5 octobre - Lancement de la collecte du sou hebdomadaire pour la Propagation de la Foi
Pauline est convaincue qu’il faut prier de façon régulière pour les missions et les missionnaires. En 1817, elle organise les premières collectes en faveur des missions, sans oublier la dimension de la prière. Au printemps 1818, à 19 ans, elle lance auprès de 200 jeunes ouvrières le sou hebdomadaire pour la Propagation de la Foi et, en 1819, le plan de la collecte de la Propagation de la Foi est établi. Le 3 mai 1822, l’Association de la Propagation de la Foi est fondée et Pauline trouve des centaines d’associés et de responsables, pour recevoir les collectes… Le tout est versé dans un centre commun. A tous les échelons, prière quotidienne et offrande hebdomadaire pour les missions étaient liées. A l’automne 1819, un grand mouvement missionnaire, fondé sur une spiritualité solide, dépasse bientôt les frontières de la France, néanmoins le grand développement se fait après la fondation officielle de 1822, multipliant les sous, de la main à la main. De nombreuses personnes adhèrent à ce mouvement, prient pour les missionnaires, la réussite de leurs missions et participent à la collecte des moyens financiers pour soutenir les activités missionnaires.
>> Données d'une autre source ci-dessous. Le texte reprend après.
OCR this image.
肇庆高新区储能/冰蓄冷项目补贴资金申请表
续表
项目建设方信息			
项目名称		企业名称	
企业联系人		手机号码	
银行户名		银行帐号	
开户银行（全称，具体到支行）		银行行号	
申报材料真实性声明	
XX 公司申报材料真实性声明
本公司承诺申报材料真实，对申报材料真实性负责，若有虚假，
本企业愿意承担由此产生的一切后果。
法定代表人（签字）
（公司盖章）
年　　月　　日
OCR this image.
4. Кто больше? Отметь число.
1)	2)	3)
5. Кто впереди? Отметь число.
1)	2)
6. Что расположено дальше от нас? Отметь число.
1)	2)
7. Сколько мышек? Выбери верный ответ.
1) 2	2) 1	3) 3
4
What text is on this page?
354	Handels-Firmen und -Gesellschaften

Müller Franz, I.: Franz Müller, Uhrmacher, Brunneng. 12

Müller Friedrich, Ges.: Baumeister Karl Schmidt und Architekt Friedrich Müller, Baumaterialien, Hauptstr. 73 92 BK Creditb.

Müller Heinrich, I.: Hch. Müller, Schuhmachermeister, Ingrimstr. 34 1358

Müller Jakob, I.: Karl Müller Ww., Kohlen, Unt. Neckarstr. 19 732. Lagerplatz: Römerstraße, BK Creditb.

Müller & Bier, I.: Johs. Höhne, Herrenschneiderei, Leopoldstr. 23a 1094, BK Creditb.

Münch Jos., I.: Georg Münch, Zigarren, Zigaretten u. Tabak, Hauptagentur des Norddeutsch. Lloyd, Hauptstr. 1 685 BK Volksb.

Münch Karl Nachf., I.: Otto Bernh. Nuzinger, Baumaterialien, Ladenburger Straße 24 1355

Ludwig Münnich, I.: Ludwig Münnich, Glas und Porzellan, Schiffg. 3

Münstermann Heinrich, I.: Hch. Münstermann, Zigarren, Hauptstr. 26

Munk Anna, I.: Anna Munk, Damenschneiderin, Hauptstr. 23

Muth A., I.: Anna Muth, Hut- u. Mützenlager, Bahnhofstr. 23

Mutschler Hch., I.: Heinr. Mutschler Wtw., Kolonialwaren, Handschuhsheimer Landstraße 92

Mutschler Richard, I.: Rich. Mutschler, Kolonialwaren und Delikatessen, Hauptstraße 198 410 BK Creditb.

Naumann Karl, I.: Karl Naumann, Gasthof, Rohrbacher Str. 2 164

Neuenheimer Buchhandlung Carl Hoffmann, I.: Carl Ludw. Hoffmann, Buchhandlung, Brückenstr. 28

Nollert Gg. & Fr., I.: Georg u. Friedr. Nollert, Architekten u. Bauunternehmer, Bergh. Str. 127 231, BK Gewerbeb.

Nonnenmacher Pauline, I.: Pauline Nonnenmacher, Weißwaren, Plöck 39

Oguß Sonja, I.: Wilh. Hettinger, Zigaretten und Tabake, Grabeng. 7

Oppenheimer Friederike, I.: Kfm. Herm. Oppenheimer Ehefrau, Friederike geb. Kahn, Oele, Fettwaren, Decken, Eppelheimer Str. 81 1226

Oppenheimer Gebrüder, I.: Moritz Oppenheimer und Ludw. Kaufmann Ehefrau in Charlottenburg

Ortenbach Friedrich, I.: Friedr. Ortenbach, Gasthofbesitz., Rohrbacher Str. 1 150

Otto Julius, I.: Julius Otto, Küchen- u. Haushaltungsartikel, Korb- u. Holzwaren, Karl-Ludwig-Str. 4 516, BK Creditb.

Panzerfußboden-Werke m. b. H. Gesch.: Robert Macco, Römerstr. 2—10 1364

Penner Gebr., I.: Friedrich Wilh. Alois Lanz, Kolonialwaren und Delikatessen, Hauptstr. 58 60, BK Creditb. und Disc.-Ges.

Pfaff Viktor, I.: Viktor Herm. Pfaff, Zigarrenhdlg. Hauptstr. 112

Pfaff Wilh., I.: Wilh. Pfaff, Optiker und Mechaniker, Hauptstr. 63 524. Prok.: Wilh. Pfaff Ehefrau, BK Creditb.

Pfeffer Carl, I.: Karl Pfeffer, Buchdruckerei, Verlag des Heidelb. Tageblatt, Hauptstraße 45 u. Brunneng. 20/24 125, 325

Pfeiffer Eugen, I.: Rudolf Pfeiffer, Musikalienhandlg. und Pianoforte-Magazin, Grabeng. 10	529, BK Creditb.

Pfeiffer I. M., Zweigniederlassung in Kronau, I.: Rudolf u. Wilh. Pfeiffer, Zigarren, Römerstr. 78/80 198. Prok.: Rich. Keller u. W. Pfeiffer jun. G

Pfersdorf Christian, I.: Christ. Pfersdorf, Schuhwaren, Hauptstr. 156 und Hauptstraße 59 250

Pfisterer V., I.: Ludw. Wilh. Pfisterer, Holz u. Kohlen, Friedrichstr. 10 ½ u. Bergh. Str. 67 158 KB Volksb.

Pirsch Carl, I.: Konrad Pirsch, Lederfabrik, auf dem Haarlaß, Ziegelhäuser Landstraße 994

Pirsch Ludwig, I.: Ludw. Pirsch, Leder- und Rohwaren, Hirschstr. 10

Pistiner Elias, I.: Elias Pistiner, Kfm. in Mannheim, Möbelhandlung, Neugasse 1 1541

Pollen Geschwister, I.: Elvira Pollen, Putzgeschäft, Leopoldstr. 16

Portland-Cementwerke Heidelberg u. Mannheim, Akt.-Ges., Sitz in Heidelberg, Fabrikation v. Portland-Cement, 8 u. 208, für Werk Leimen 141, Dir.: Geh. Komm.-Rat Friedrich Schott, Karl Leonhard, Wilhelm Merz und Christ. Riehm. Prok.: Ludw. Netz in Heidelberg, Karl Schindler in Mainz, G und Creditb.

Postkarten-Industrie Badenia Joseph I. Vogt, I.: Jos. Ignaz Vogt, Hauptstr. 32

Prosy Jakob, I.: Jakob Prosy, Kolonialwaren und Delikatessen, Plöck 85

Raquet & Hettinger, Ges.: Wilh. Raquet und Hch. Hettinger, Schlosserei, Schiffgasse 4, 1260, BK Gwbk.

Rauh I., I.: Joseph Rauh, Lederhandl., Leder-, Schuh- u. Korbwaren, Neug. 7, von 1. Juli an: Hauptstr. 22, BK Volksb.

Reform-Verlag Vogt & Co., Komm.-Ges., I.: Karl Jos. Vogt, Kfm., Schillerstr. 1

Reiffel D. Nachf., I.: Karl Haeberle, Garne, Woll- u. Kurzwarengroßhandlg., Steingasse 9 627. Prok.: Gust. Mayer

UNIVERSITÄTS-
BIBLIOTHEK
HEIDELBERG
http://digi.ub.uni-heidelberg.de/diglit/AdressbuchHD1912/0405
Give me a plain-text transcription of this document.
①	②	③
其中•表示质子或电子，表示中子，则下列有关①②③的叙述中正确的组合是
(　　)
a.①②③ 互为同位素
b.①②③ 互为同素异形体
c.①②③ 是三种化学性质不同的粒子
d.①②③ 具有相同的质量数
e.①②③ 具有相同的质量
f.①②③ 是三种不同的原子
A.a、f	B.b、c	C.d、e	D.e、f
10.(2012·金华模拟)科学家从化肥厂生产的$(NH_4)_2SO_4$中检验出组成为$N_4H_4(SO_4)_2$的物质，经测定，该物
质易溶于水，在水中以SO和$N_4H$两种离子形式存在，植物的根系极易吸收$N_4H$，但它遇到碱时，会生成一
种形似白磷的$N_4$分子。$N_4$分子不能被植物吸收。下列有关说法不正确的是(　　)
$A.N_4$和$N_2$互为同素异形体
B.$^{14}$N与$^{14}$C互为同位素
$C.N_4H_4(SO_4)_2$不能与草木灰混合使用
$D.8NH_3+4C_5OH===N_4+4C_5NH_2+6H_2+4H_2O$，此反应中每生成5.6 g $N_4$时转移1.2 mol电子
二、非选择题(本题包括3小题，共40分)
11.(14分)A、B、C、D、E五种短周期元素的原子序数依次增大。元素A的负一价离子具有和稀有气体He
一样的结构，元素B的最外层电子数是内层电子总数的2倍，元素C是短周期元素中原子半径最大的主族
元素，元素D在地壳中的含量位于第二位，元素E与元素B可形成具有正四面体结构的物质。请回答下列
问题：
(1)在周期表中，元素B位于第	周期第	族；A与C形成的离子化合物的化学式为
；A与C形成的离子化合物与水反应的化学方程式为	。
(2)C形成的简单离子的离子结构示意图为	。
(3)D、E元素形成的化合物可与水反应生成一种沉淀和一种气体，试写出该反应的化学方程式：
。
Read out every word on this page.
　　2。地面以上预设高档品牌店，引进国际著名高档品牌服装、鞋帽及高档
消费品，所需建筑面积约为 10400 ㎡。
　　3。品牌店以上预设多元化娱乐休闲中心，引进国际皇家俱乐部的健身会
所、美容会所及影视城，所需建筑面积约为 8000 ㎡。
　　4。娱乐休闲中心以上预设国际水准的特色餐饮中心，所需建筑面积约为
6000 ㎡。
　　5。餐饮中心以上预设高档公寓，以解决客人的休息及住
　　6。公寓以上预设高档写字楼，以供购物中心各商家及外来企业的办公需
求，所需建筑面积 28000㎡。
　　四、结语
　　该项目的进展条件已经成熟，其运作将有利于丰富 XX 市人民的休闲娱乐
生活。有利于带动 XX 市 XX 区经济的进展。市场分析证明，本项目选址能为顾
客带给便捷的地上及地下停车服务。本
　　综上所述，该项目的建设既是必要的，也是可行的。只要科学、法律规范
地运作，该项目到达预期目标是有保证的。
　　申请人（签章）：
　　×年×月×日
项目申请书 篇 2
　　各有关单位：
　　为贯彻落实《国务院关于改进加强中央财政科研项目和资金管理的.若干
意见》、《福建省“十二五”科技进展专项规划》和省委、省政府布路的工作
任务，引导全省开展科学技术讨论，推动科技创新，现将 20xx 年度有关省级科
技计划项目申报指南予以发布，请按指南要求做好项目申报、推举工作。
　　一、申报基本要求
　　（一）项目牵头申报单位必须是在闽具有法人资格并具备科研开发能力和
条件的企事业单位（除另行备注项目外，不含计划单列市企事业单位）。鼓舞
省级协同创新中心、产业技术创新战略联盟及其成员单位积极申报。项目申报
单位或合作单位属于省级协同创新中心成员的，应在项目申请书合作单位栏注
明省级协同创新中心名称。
Organisées en association par Pauline, sous le nom de Réparatrices du Sacré Cœur de Jésus, ses amies ouvrières s’avèrent très zélées pour la mission, stimulant ainsi les chrétiens à être missionnaires de diverses manières, en articulant prières pour les missions et offrandes pour les soutenir. Pauline et son frère Philéas vont s’allier en vue de la naissance de l’association de la Propagation de la Foi, car elle est toujours bien disposée et dévouée à tout ce qui peut intéresser la cause de la Foi. S’est-elle inspirée de ce que pratiquaient depuis longtemps en Angleterre les anabaptistes ou d’autres chrétiens soucieux de soutenir les missionnaires ? Pauline Jaricot avait appris l’existence de cette organisation pour soutenir les Missions. Il s’agissait, en Angleterre, d’inviter toutes les classes sociales, même les pauvres, à mettre de côté chaque semaine un sou pour la cause de la mission. Sociétés, boutiques et maisons d’éducation établissaient des troncs où chacun pouvait mettre son sou par semaine pour les Missions. L’organisation est efficace ; en effet, les plus petites contributions réunies produiront des ressources qui constitueront des moyens importants pour propager l’Évangile. Avoir l’idée du sou par semaine ne suffisait pas ; il fallait la mettre en pratique. Il s’agit en fait de « demander à Dieu la conversion des infidèles, la persévérance des Chrétiens qui vivent au milieu d’eux et la prospérité des Établissements destinés à propager la Foi » (David Lathoud des Augustins de l’Assomption, Marie-Pauline Jaricot, op. cit., p. 92).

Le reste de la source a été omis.